You want to automate aspects of computational job scheduling. A computational job has an execution time requirement (how long does the job execute?) and a memory requirement (how much memory is needed to execute the job?).
A data center contains many processors, and we can rent processors but any processor can compute for at most T time units (T is a parameter). The memory capacity of each processor is elastic: it can grow to accommodate the job with the highest memory requirement that is allocated to it but the processor cost is directly proportional to the peak memory utilization.
To illustrate these constraints, consider two jobs J1, with execution time requirement of 5 time units and memory requirement of 10 units, and J2, with execution time requirement of 4 time units and memory requirement of 12 units. Let P be a processor with maximum computation time T. Suppose T = 10 time units. Then, these two jobs can be scheduled on processor P because their total computation time is 9 time units. The peak memory utilization of P is 12 units (from J2) and, therefore, the cost of allocating these two jobs to P is 12 units. From this example, it should be clear that:
- A job can fit on a processor, if adding the job does not cause the total execution time of the processor to exceed its time limit.
- The peak memory usage of a processor is equal to the maximum memory usage of any job assigned to it.
- The cost of a processor is equal to its peak memory usage.
You would like to schedule n jobs, J1 ... Jn, and you can use multiple processors in the data center. The total scheduling cost is the sum of the costs incurred per processor.
Your job scheduling decisions are, however, further constrained by the following no-job-shuffling rule. For all pairs of jobs Jx and Jy with y > x, we must have one of the following two situations:
- Jobs Jx, Jx+1, ..., Jy are all assigned to the same processor and are executed in this order, or
- Jobs Jx and Jy are assigned to different processors.
What this rule implies is that if jobs J5 and J8 are assigned to one processor then so are jobs J6 and J7, and the jobs are executed in the order J5, J6, J7 and J8 (and possibly some jobs before and after these).
Your goal, given a list of jobs J1 ... Jn and a limit T on the maximum computation time per processor, is to reason about different job placements and to compute an optimal placement.
To achieve this goal, you will work through a sequence of four tasks.

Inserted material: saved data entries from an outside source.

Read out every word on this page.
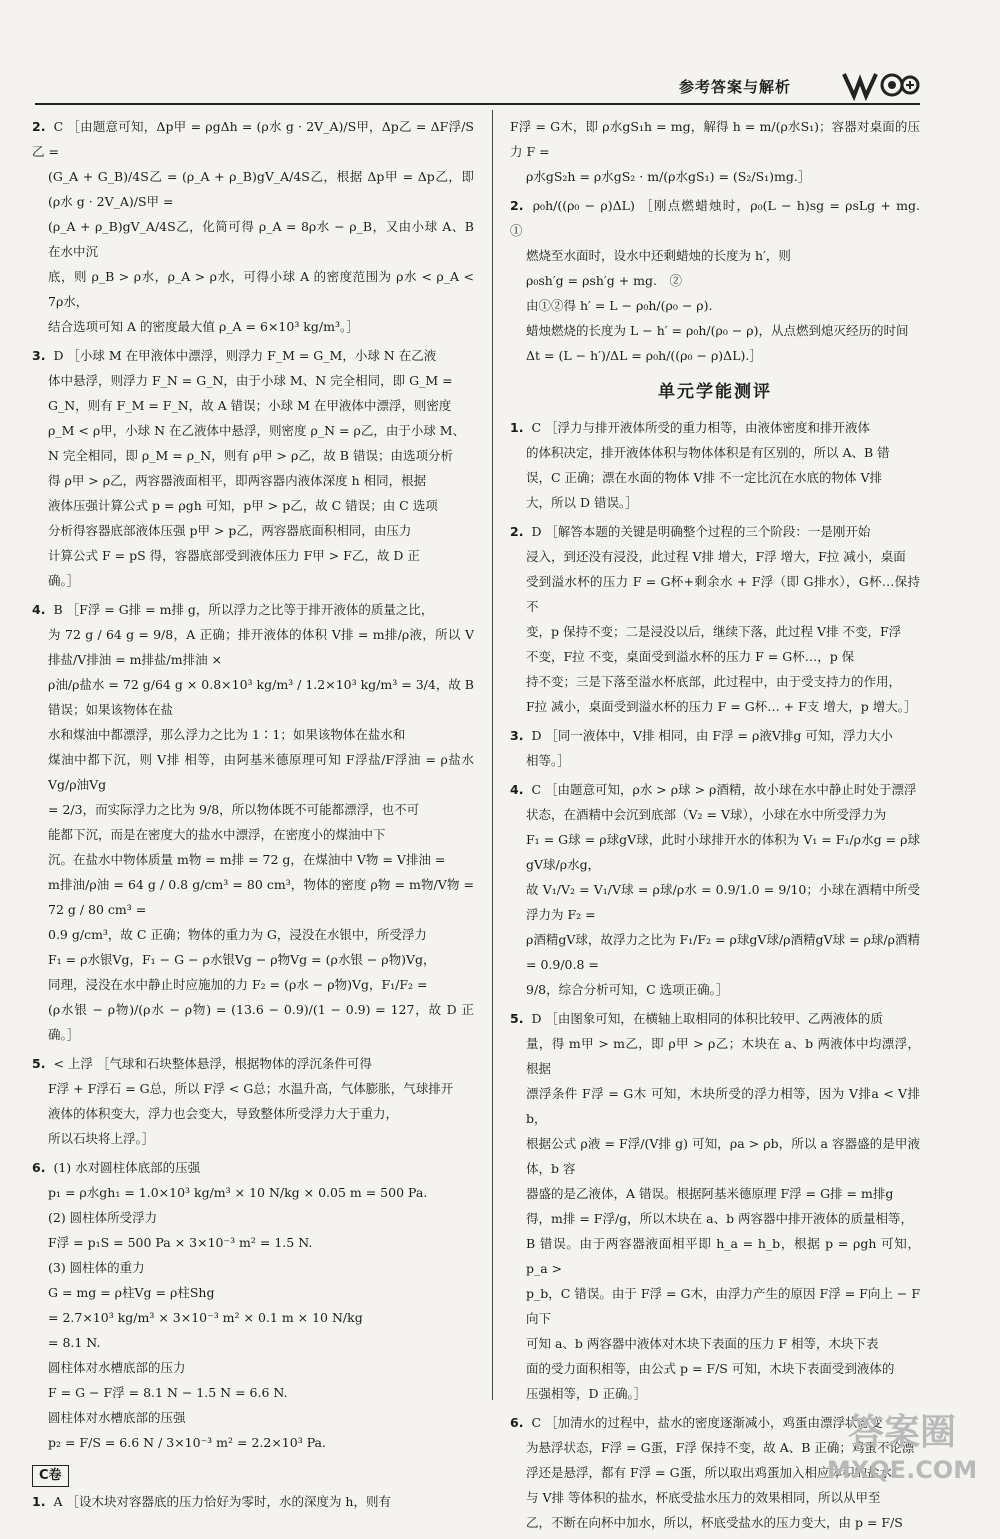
参考答案与解析
2. C ［由题意可知，Δp甲 = ρgΔh = (ρ水 g · 2V_A)/S甲，Δp乙 = ΔF浮/S乙 =
(G_A + G_B)/4S乙 = (ρ_A + ρ_B)gV_A/4S乙，根据 Δp甲 = Δp乙，即 (ρ水 g · 2V_A)/S甲 =
(ρ_A + ρ_B)gV_A/4S乙，化简可得 ρ_A = 8ρ水 − ρ_B，又由小球 A、B 在水中沉
底，则 ρ_B > ρ水，ρ_A > ρ水，可得小球 A 的密度范围为 ρ水 < ρ_A < 7ρ水，
结合选项可知 A 的密度最大值 ρ_A = 6×10³ kg/m³。］
3. D ［小球 M 在甲液体中漂浮，则浮力 F_M = G_M，小球 N 在乙液
体中悬浮，则浮力 F_N = G_N，由于小球 M、N 完全相同，即 G_M =
G_N，则有 F_M = F_N，故 A 错误；小球 M 在甲液体中漂浮，则密度
ρ_M < ρ甲，小球 N 在乙液体中悬浮，则密度 ρ_N = ρ乙，由于小球 M、
N 完全相同，即 ρ_M = ρ_N，则有 ρ甲 > ρ乙，故 B 错误；由选项分析
得 ρ甲 > ρ乙，两容器液面相平，即两容器内液体深度 h 相同，根据
液体压强计算公式 p = ρgh 可知，p甲 > p乙，故 C 错误；由 C 选项
分析得容器底部液体压强 p甲 > p乙，两容器底面积相同，由压力
计算公式 F = pS 得，容器底部受到液体压力 F甲 > F乙，故 D 正
确。］
4. B ［F浮 = G排 = m排 g，所以浮力之比等于排开液体的质量之比，
为 72 g / 64 g = 9/8，A 正确；排开液体的体积 V排 = m排/ρ液，所以 V排盐/V排油 = m排盐/m排油 ×
ρ油/ρ盐水 = 72 g/64 g × 0.8×10³ kg/m³ / 1.2×10³ kg/m³ = 3/4，故 B 错误；如果该物体在盐
水和煤油中都漂浮，那么浮力之比为 1∶1；如果该物体在盐水和
煤油中都下沉，则 V排 相等，由阿基米德原理可知 F浮盐/F浮油 = ρ盐水Vg/ρ油Vg
= 2/3，而实际浮力之比为 9/8，所以物体既不可能都漂浮，也不可
能都下沉，而是在密度大的盐水中漂浮，在密度小的煤油中下
沉。在盐水中物体质量 m物 = m排 = 72 g，在煤油中 V物 = V排油 =
m排油/ρ油 = 64 g / 0.8 g/cm³ = 80 cm³，物体的密度 ρ物 = m物/V物 = 72 g / 80 cm³ =
0.9 g/cm³，故 C 正确；物体的重力为 G，浸没在水银中，所受浮力
F₁ = ρ水银Vg，F₁ − G − ρ水银Vg − ρ物Vg = (ρ水银 − ρ物)Vg，
同理，浸没在水中静止时应施加的力 F₂ = (ρ水 − ρ物)Vg，F₁/F₂ =
(ρ水银 − ρ物)/(ρ水 − ρ物) = (13.6 − 0.9)/(1 − 0.9) = 127，故 D 正确。］
5. < 上浮 ［气球和石块整体悬浮，根据物体的浮沉条件可得
F浮 + F浮石 = G总，所以 F浮 < G总；水温升高，气体膨胀，气球排开
液体的体积变大，浮力也会变大，导致整体所受浮力大于重力，
所以石块将上浮。］
6. (1) 水对圆柱体底部的压强
p₁ = ρ水gh₁ = 1.0×10³ kg/m³ × 10 N/kg × 0.05 m = 500 Pa.
(2) 圆柱体所受浮力
F浮 = p₁S = 500 Pa × 3×10⁻³ m² = 1.5 N.
(3) 圆柱体的重力
G = mg = ρ柱Vg = ρ柱Shg
= 2.7×10³ kg/m³ × 3×10⁻³ m² × 0.1 m × 10 N/kg
= 8.1 N.
圆柱体对水槽底部的压力
F = G − F浮 = 8.1 N − 1.5 N = 6.6 N.
圆柱体对水槽底部的压强
p₂ = F/S = 6.6 N / 3×10⁻³ m² = 2.2×10³ Pa.
C卷
1. A ［设木块对容器底的压力恰好为零时，水的深度为 h，则有
F浮 = G木，即 ρ水gS₁h = mg，解得 h = m/(ρ水S₁)；容器对桌面的压力 F =
ρ水gS₂h = ρ水gS₂ · m/(ρ水gS₁) = (S₂/S₁)mg.］
2. ρ₀h/((ρ₀ − ρ)ΔL) ［刚点燃蜡烛时，ρ₀(L − h)sg = ρsLg + mg.　①
燃烧至水面时，设水中还剩蜡烛的长度为 h′，则
ρ₀sh′g = ρsh′g + mg.　②
由①②得 h′ = L − ρ₀h/(ρ₀ − ρ).
蜡烛燃烧的长度为 L − h′ = ρ₀h/(ρ₀ − ρ)，从点燃到熄灭经历的时间
Δt = (L − h′)/ΔL = ρ₀h/((ρ₀ − ρ)ΔL).］
单元学能测评
1. C ［浮力与排开液体所受的重力相等，由液体密度和排开液体
的体积决定，排开液体体积与物体体积是有区别的，所以 A、B 错
误，C 正确；漂在水面的物体 V排 不一定比沉在水底的物体 V排
大，所以 D 错误。］
2. D ［解答本题的关键是明确整个过程的三个阶段：一是刚开始
浸入，到还没有浸没，此过程 V排 增大，F浮 增大，F拉 减小，桌面
受到溢水杯的压力 F = G杯+剩余水 + F浮（即 G排水），G杯…保持不
变，p 保持不变；二是浸没以后，继续下落，此过程 V排 不变，F浮
不变，F拉 不变，桌面受到溢水杯的压力 F = G杯…，p 保
持不变；三是下落至溢水杯底部，此过程中，由于受支持力的作用，
F拉 减小，桌面受到溢水杯的压力 F = G杯… + F支 增大，p 增大。］
3. D ［同一液体中，V排 相同，由 F浮 = ρ液V排g 可知，浮力大小
相等。］
4. C ［由题意可知，ρ水 > ρ球 > ρ酒精，故小球在水中静止时处于漂浮
状态，在酒精中会沉到底部（V₂ = V球），小球在水中所受浮力为
F₁ = G球 = ρ球gV球，此时小球排开水的体积为 V₁ = F₁/ρ水g = ρ球gV球/ρ水g，
故 V₁/V₂ = V₁/V球 = ρ球/ρ水 = 0.9/1.0 = 9/10；小球在酒精中所受浮力为 F₂ =
ρ酒精gV球，故浮力之比为 F₁/F₂ = ρ球gV球/ρ酒精gV球 = ρ球/ρ酒精 = 0.9/0.8 =
9/8，综合分析可知，C 选项正确。］
5. D ［由图象可知，在横轴上取相同的体积比较甲、乙两液体的质
量，得 m甲 > m乙，即 ρ甲 > ρ乙；木块在 a、b 两液体中均漂浮，根据
漂浮条件 F浮 = G木 可知，木块所受的浮力相等，因为 V排a < V排b，
根据公式 ρ液 = F浮/(V排 g) 可知，ρa > ρb，所以 a 容器盛的是甲液体，b 容
器盛的是乙液体，A 错误。根据阿基米德原理 F浮 = G排 = m排g
得，m排 = F浮/g，所以木块在 a、b 两容器中排开液体的质量相等，
B 错误。由于两容器液面相平即 h_a = h_b，根据 p = ρgh 可知，p_a >
p_b，C 错误。由于 F浮 = G木，由浮力产生的原因 F浮 = F向上 − F向下
可知 a、b 两容器中液体对木块下表面的压力 F 相等，木块下表
面的受力面积相等，由公式 p = F/S 可知，木块下表面受到液体的
压强相等，D 正确。］
6. C ［加清水的过程中，盐水的密度逐渐减小，鸡蛋由漂浮状态变
为悬浮状态，F浮 = G蛋，F浮 保持不变，故 A、B 正确；鸡蛋不论漂
浮还是悬浮，都有 F浮 = G蛋，所以取出鸡蛋加入相应体积的盐水
与 V排 等体积的盐水，杯底受盐水压力的效果相同，所以从甲至
乙，不断在向杯中加水，所以，杯底受盐水的压力变大，由 p = F/S
答案圈
MXQE.COM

You should implement the following methods in datacenter.Processor:
public boolean canFitJob(Job job)
public boolean addJob(Job job)
public int getPeakMemoryUsage()
public int getTotalComputationTime()
public Job[] getJobs()
public boolean equals(Processor other)
You should implement the following methods in datacenter.Placement:
public int getCost()
public boolean equals(Placement other)
public int getMakeSpan()
The makespan of a placement or schedule is the latest time at which a processor becomes idle. If we have three processors, and one has 8 time units of work, the second has 13 time units of work, and the third has 12 time units of work, then the makespan is 13 time units because the second processor will become idle after 13 time units. In this example, we assume that T is at least 13 time units.
You should implement the following methods in datacenter.Placement to compute other useful metrics:
public double getMeanFlowTime()
public double getMedianFlowTime()
The flow time of a job is the total time a job spends in the system before it is completed. We assume that all jobs are ready to start execution at time t = 0. As an example, if jobs J1 and J2, with execution times 5 and 4, respectively, are the only two jobs assigned to a processor then J1 will finish at time 5 and J2 will finish at time 9. The flow times are 5 and 9, respectively.

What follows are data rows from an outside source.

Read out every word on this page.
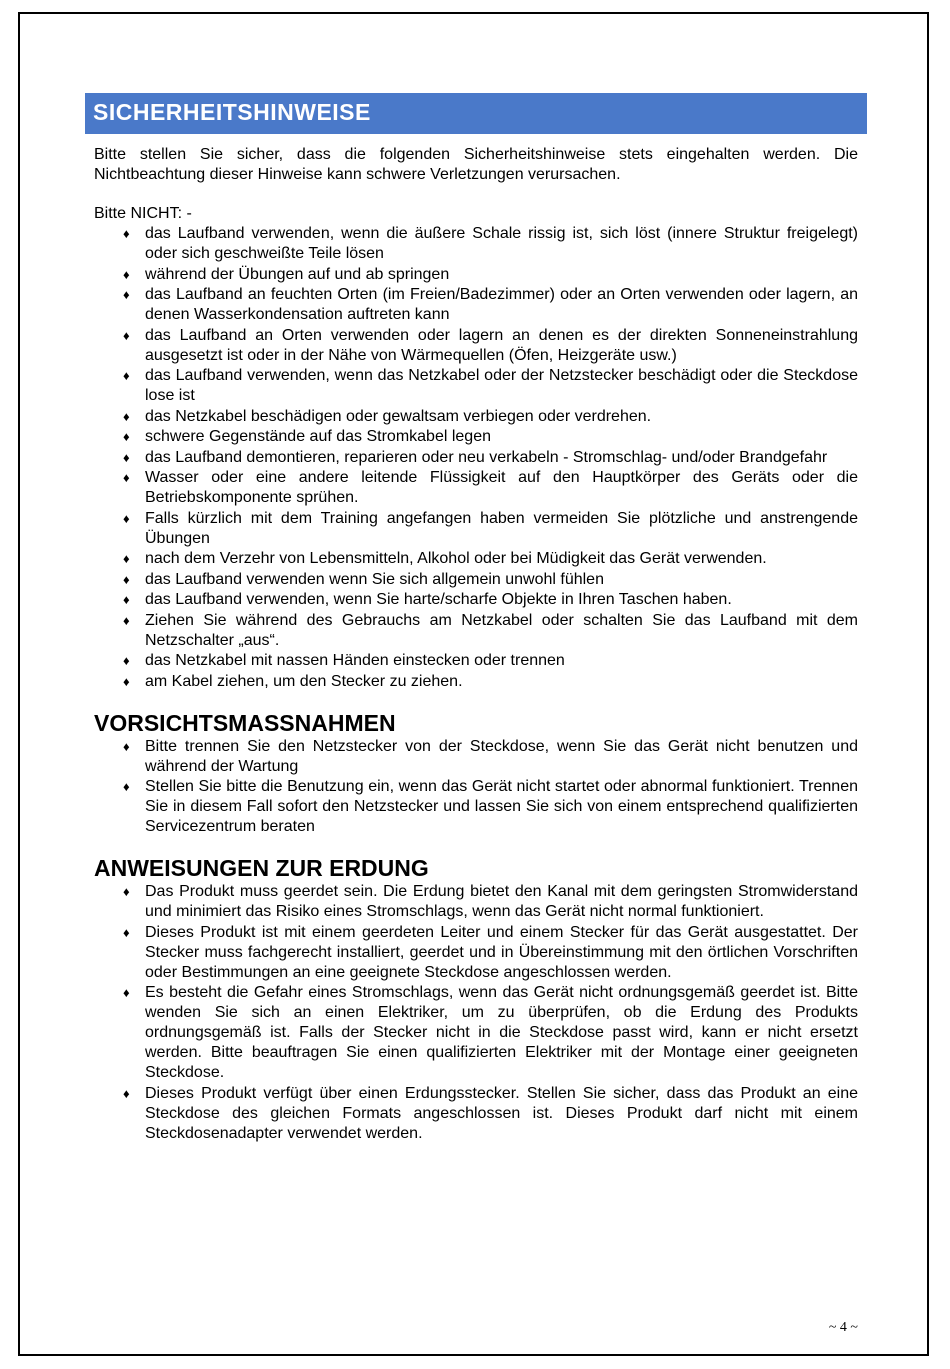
SICHERHEITSHINWEISE
Bitte stellen Sie sicher, dass die folgenden Sicherheitshinweise stets eingehalten werden. Die Nichtbeachtung dieser Hinweise kann schwere Verletzungen verursachen.
Bitte NICHT: -
♦ das Laufband verwenden, wenn die äußere Schale rissig ist, sich löst (innere Struktur freigelegt) oder sich geschweißte Teile lösen
♦ während der Übungen auf und ab springen
♦ das Laufband an feuchten Orten (im Freien/Badezimmer) oder an Orten verwenden oder lagern, an denen Wasserkondensation auftreten kann
♦ das Laufband an Orten verwenden oder lagern an denen es der direkten Sonneneinstrahlung ausgesetzt ist oder in der Nähe von Wärmequellen (Öfen, Heizgeräte usw.)
♦ das Laufband verwenden, wenn das Netzkabel oder der Netzstecker beschädigt oder die Steckdose lose ist
♦ das Netzkabel beschädigen oder gewaltsam verbiegen oder verdrehen.
♦ schwere Gegenstände auf das Stromkabel legen
♦ das Laufband demontieren, reparieren oder neu verkabeln - Stromschlag- und/oder Brandgefahr
♦ Wasser oder eine andere leitende Flüssigkeit auf den Hauptkörper des Geräts oder die Betriebskomponente sprühen.
♦ Falls kürzlich mit dem Training angefangen haben vermeiden Sie plötzliche und anstrengende Übungen
♦ nach dem Verzehr von Lebensmitteln, Alkohol oder bei Müdigkeit das Gerät verwenden.
♦ das Laufband verwenden wenn Sie sich allgemein unwohl fühlen
♦ das Laufband verwenden, wenn Sie harte/scharfe Objekte in Ihren Taschen haben.
♦ Ziehen Sie während des Gebrauchs am Netzkabel oder schalten Sie das Laufband mit dem Netzschalter „aus“.
♦ das Netzkabel mit nassen Händen einstecken oder trennen
♦ am Kabel ziehen, um den Stecker zu ziehen.
VORSICHTSMASSNAHMEN
♦ Bitte trennen Sie den Netzstecker von der Steckdose, wenn Sie das Gerät nicht benutzen und während der Wartung
♦ Stellen Sie bitte die Benutzung ein, wenn das Gerät nicht startet oder abnormal funktioniert. Trennen Sie in diesem Fall sofort den Netzstecker und lassen Sie sich von einem entsprechend qualifizierten Servicezentrum beraten
ANWEISUNGEN ZUR ERDUNG
♦ Das Produkt muss geerdet sein. Die Erdung bietet den Kanal mit dem geringsten Stromwiderstand und minimiert das Risiko eines Stromschlags, wenn das Gerät nicht normal funktioniert.
♦ Dieses Produkt ist mit einem geerdeten Leiter und einem Stecker für das Gerät ausgestattet. Der Stecker muss fachgerecht installiert, geerdet und in Übereinstimmung mit den örtlichen Vorschriften oder Bestimmungen an eine geeignete Steckdose angeschlossen werden.
♦ Es besteht die Gefahr eines Stromschlags, wenn das Gerät nicht ordnungsgemäß geerdet ist. Bitte wenden Sie sich an einen Elektriker, um zu überprüfen, ob die Erdung des Produkts ordnungsgemäß ist. Falls der Stecker nicht in die Steckdose passt wird, kann er nicht ersetzt werden. Bitte beauftragen Sie einen qualifizierten Elektriker mit der Montage einer geeigneten Steckdose.
♦ Dieses Produkt verfügt über einen Erdungsstecker. Stellen Sie sicher, dass das Produkt an eine Steckdose des gleichen Formats angeschlossen ist. Dieses Produkt darf nicht mit einem Steckdosenadapter verwendet werden.
~ 4 ~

The final task is to compute an optimal placement or assignment of jobs to processors. An optimal placement is one that achieves the minimum total cost, and the cost is based on the peak memory utilization per processor.
For this task, you should implement the following method in the class PlacementOptimizer:
public static Placement getOptimalPlacement(List<Job> jobs, int maxComputeTimePerProcessor)
Duration
You have 75 minutes to complete all four tasks.
Grading
| Work Accomplished | Grade |
|---|---|
| Task 1 does not pass all hidden tests | F |
| Task 1 passes all hidden tests | C |
| Tasks 1, 2 pass all hidden tests | B |
| Tasks 1, 2 and 3 pass all hidden tests | A |
| Tasks 1 through 4 pass all hidden tests | A+ |
- Submit your work to the Github classroom repository that was created for you.

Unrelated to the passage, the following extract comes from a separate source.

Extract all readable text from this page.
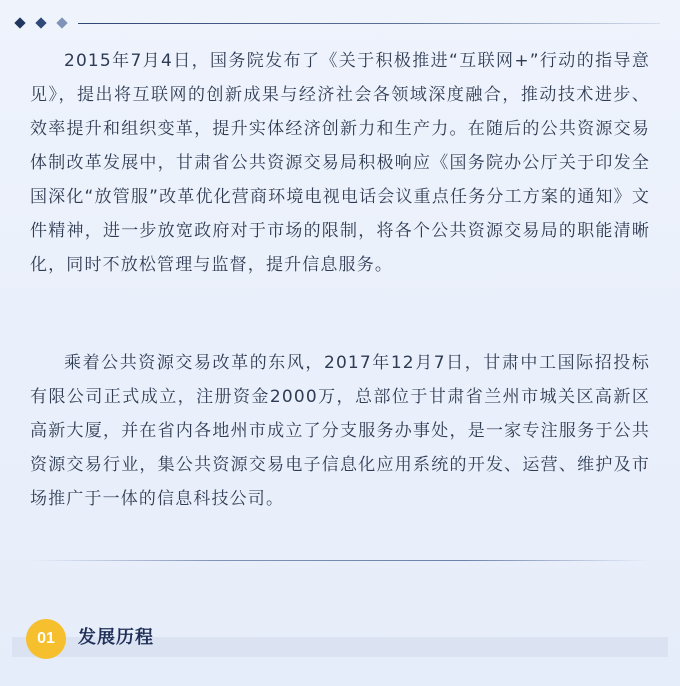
2015年7月4日，国务院发布了《关于积极推进“互联网+”行动的指导意见》，提出将互联网的创新成果与经济社会各领域深度融合，推动技术进步、效率提升和组织变革，提升实体经济创新力和生产力。在随后的公共资源交易体制改革发展中，甘肃省公共资源交易局积极响应《国务院办公厅关于印发全国深化“放管服”改革优化营商环境电视电话会议重点任务分工方案的通知》文件精神，进一步放宽政府对于市场的限制，将各个公共资源交易局的职能清晰化，同时不放松管理与监督，提升信息服务。

乘着公共资源交易改革的东风，2017年12月7日，甘肃中工国际招投标有限公司正式成立，注册资金2000万，总部位于甘肃省兰州市城关区高新区高新大厦，并在省内各地州市成立了分支服务办事处，是一家专注服务于公共资源交易行业，集公共资源交易电子信息化应用系统的开发、运营、维护及市场推广于一体的信息科技公司。

01	发展历程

- Do not alter the directory/folder structure. You should retain the structure as in this repository.
- Do not wait until the last minute to push your work to Github. It is a good idea to push your work at intermediate points as well. We would recommend that you get your Git and Github workflow set up at the start.
- You should implement all the methods that are indicated with
TODO. - Passing the provided tests is the minimum requirement. Use the tests to identify cases that need to be handled. Passing the provided tests is not sufficient to infer that your implementation is complete and that you will get full credit. Additional tests will be used to evaluate your work. The provided tests are to guide you.
- You can implement additional helper methods if you need to but you should keep these methods
privateto the appropriate classes. - You do not need to implement new classes.
- You can use additional standard Java libraries by importing them.
- Do not throw new exceptions unless the specification for the method permits exceptions.
By submitting your work to Github you agree to the following:
- You did not consult with any other person for the purpose of completing this activity.
- You did not aid any other person in the class in completing their activity.
- If you consulted any external sources, such as resources available on the World Wide Web, in completing the examination then you have cited the source. (You do not need to cite class notes or Sun/Oracle Java documentation.)
- You are not aware of any infractions of the honour code for this examination.
-
Can I consult Java documentation and other Internet-based sources?
Yes, you can. The point of this test is not to demonstrate mastery over syntax but that you can solve a problem in a reasonable amount of time with reasonable resources.
If you find useful information online outside the official Java documentation and the course material, you must cite the source. You should do so by adding comments in your source code.
Naturally you are expected to adhere to all of the course and UBC policies on academic integrity.
-
Isn't 75 minutes insufficient time to produce a working implementation?
The questions are straightforward, and these are not very different from what one might sometimes encounter on a job interview (for example). The difference is that you get less time during an interview (10-15 minutes) with no access to additional resources. So the time allotted is reasonable in that regard and I am expecting that everyone will be able to clear this bar. The goal is that it is possible to say, at a minimal level, what everyone who completes this course can achieve.
-
Why am I not guaranteed full credit if my implementation passes all the provided tests?
It is easy to develop an implementation that passes the provided tests and not much else. A good-faith implementation that passes all the provided tests is very likely to pass other tests too.